Background stuff

Apr 07, 2007 22:03


WHO
Going to start this, okay. Dietrich and evil. It says that he's the most evil character in Trinity Blood and he really is the main antagonist. Even when it isn't him, he's usually around poking things or playing with them. His father killed him because he thought he was evil.

Now, I'm not exactly a big believer on the evil at birth thing. Child abusers were likely to have been abused as children... and really, even if your kid is the devil I feel like if you're going to kill them you've got some issues yourself. That being said, I'm sure there was a lot wrong with Dietrich as a kid. But I also, for some reason, can see Dietrich's dad as being the guy who hears his baby crying and flips his switch.

It's important for children to have a secure base. If they don't then they never get attached to people. So, yes, I am playing that Dietrich is a product of his childhood, in a way. I assume that if he had grown up in a different family he would be less sadistic. He'd probably still get a kick out of other people's pain, but I don't think he'd be as ... mm, amoral. Plus, for some reason my mind cannot really connect his... neediness of Cain with being PURE EVILZ. Neediness might not be the right word, really. And the only bits of the novel I have on that is when Caterina manipulates him and the 'Cain really finds us useless and will leave me behind' thing a bit... odd. I'm wording things terribly tonight, really.

I am horribly biased on this, and I know it. Part of it is that I am shifting TB world into how I view the world and it doesn't work that way. OH WELL.

I am also under the belief that Dietrich cannot be redeemed. He is a product of his childhood, but now he is 21. Pruning has been going on for a while, and there are probably many emotional/social pathways he never used in his brain that are, rather, gone. The cut off line for redemption has gone away and will not be back. Dietrich will never not see people as playthings, which isn't to say that he can't show a full range of emotion to them.

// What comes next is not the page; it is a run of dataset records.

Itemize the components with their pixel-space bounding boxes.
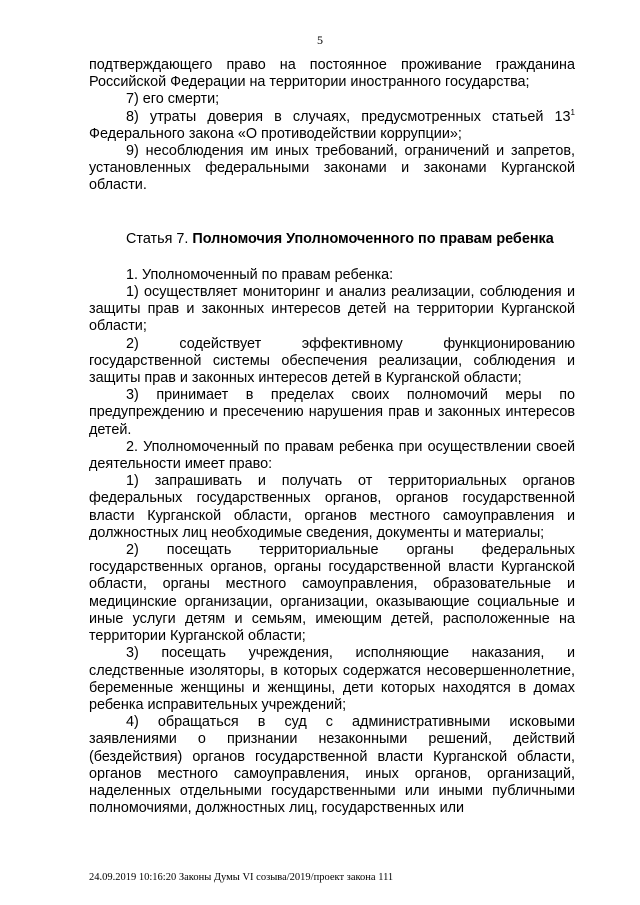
spacer (89, 248, 575, 267)
clause-2: 2. Уполномоченный по правам ребенка при осуществлении своей деятельности имеет право: (89, 438, 575, 473)
clause-2-item-2: 2) посещать территориальные органы федеральных государственных органов, органы государственной власти Курганской области, органы местного самоуправления, образовательные и медицинские организации, организации, оказывающие социальные и иные услуги детям и семьям, имеющим детей, расположенные на территории Курганской области; (89, 542, 575, 645)
list-item-8 (89, 109, 575, 143)
page-number: 5 (317, 33, 323, 47)
list-item-9: 9) несоблюдения им иных требований, ограничений и запретов, установленных федеральными законами и законами Курганской области. (89, 143, 575, 194)
paragraph-continuation: подтверждающего право на постоянное проживание гражданина Российской Федерации на территории иностранного государства; (89, 57, 575, 91)
clause-1-item-2: 2) содействует эффективному функционированию государственной системы обеспечения реализации, соблюдения и защиты прав и законных интересов детей в Курганской области; (89, 335, 575, 387)
list-item-8-text: 8) утраты доверия в случаях, предусмотренных статьей 13 (126, 108, 571, 125)
superscript: 1 (570, 107, 575, 117)
clause-2-item-1: 1) запрашивать и получать от территориальных органов федеральных государственных органов, органов государственной власти Курганской области, органов местного самоуправления и должностных лиц необходимые сведения, документы и материалы; (89, 473, 575, 541)
clause-1-item-3: 3) принимает в пределах своих полномочий меры по предупреждению и пресечению нарушения прав и законных интересов детей. (89, 387, 575, 438)
article-title: Полномочия Уполномоченного по правам ребенка (192, 230, 554, 247)
spacer (89, 195, 575, 231)
list-item-8-tail: Федерального закона «О противодействии коррупции»; (89, 125, 462, 142)
clause-1: 1. Уполномоченный по правам ребенка: (126, 266, 394, 283)
footer-path: 24.09.2019 10:16:20 Законы Думы VI созыва/2019/проект закона 111 (89, 872, 394, 883)
list-item-7: 7) его смерти; (126, 91, 220, 108)
clause-2-item-3: 3) посещать учреждения, исполняющие наказания, и следственные изоляторы, в которых содержатся несовершеннолетние, беременные женщины и женщины, дети которых находятся в домах ребенка исправительных учреждений; (89, 645, 575, 713)
document-body (89, 57, 575, 817)
article-prefix: Статья 7. (126, 230, 193, 247)
clause-1-item-1: 1) осуществляет мониторинг и анализ реализации, соблюдения и защиты прав и законных интересов детей на территории Курганской области; (89, 284, 575, 335)
clause-2-item-4: 4) обращаться в суд с административными исковыми заявлениями о признании незаконными решений, действий (бездействия) органов государственной власти Курганской области, органов местного самоуправления, иных органов, организаций, наделенных отдельными государственными или иными публичными полномочиями, должностных лиц, государственных или (89, 714, 575, 817)
article-heading (89, 231, 575, 248)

Then there's the Raising Dietrich issue. So, he was six when he killed his family, tormented villagers, joined the RCO AT SEVEN. Right. SEVEN. Fairly high rank by 10, wasn't it? He is now 21. This is 14 years of RCO and no parents. This is a -bad- thing, really, when it comes to development. I'm actually surprised he managed to maintain his intelligence. And, yanno, didn't DIE.

Also, I mean... how evil can a six year old be, really? Brain dysfunction on my part, lol. I bet he was probably asocial and didn't like hugs and probably sort of a creepy withdrawn kid in a weird way. Probably too smart and maybe he made you feel paranoid, but like ... yeah, anyway.

Here's some more. We never get to see Dietrich as a kid. No flashbacks are given to us. I assume he really hated being a kid. His childhood was not full of bunnies and love and even if he was born evil I'm sure he disliked it. Judging from his reactions as an adult, though, I think that he was probably on the eviler side of birth but then how he was treated tipped it. Y-yes this is a bit of a jump and I keep running over this same subject but I can't really get away from it without saying it.

Wheeeeeeee going to say that Dietrich felt powerless as a kid sometimes. Or at least was far too aware of the power adults > kids and his own physical and cognitive status. Probably too smart for his own good and was constantly processing that he was being treated as inferior, treated as less blah blah.

WHICH MEANS if he ever deages at camp when he reages he's going to go like do something cruel. Because that would just be a slap in the face. LOOK AT HOW COMPETANT YOU ARE oh lolz, a kid again. Dietrich is often trying to escape that, I think. He wants to get the better of things. Show that he's past being a powerless little kid and bully up on other people. The fact that Cain and Isaak so quickly put the reverse on him in the manga was fairly bcjkrbcrjkebcjkebkje inducing. Not only that but it showed that he was dispensible, which is even worse for him.

In the novel he and Isaak have a conversation about when a person is really dependent on another person what's the worse that could happen? Dietrich right away replies "for them to die." WHICH as Isaak points out, is wrong. It's if they change. Dietrich DOES sort of depend on Cain. He likes to pretend that he follows Cain out of some sort of choice, but ... yeah no. Cain is a weird psuedo replacement for parents. Something that Dietrich can logically deal with better. er. Deal with in an implicit sense not in a controlled sense.

I want to say that Dietrich picked up a lot of Isaak and/or Cain's sort of two facedness. Or attempted to in a lot of ways. The sort of smile and grin and unruffled way they both seem to be. Both are pretty quirky as well in their own weird ways.

Now one of the weirdest parts of his childhood was probably growing up around not humans too. Comparitively he was still pretty weak, which must have been another sore spot for him. He made himself more valuable. Dietrich created his own technology of the wires and is good with the lost technology. He is smart and probably thinks of himself as indispensible to Cain. Lol.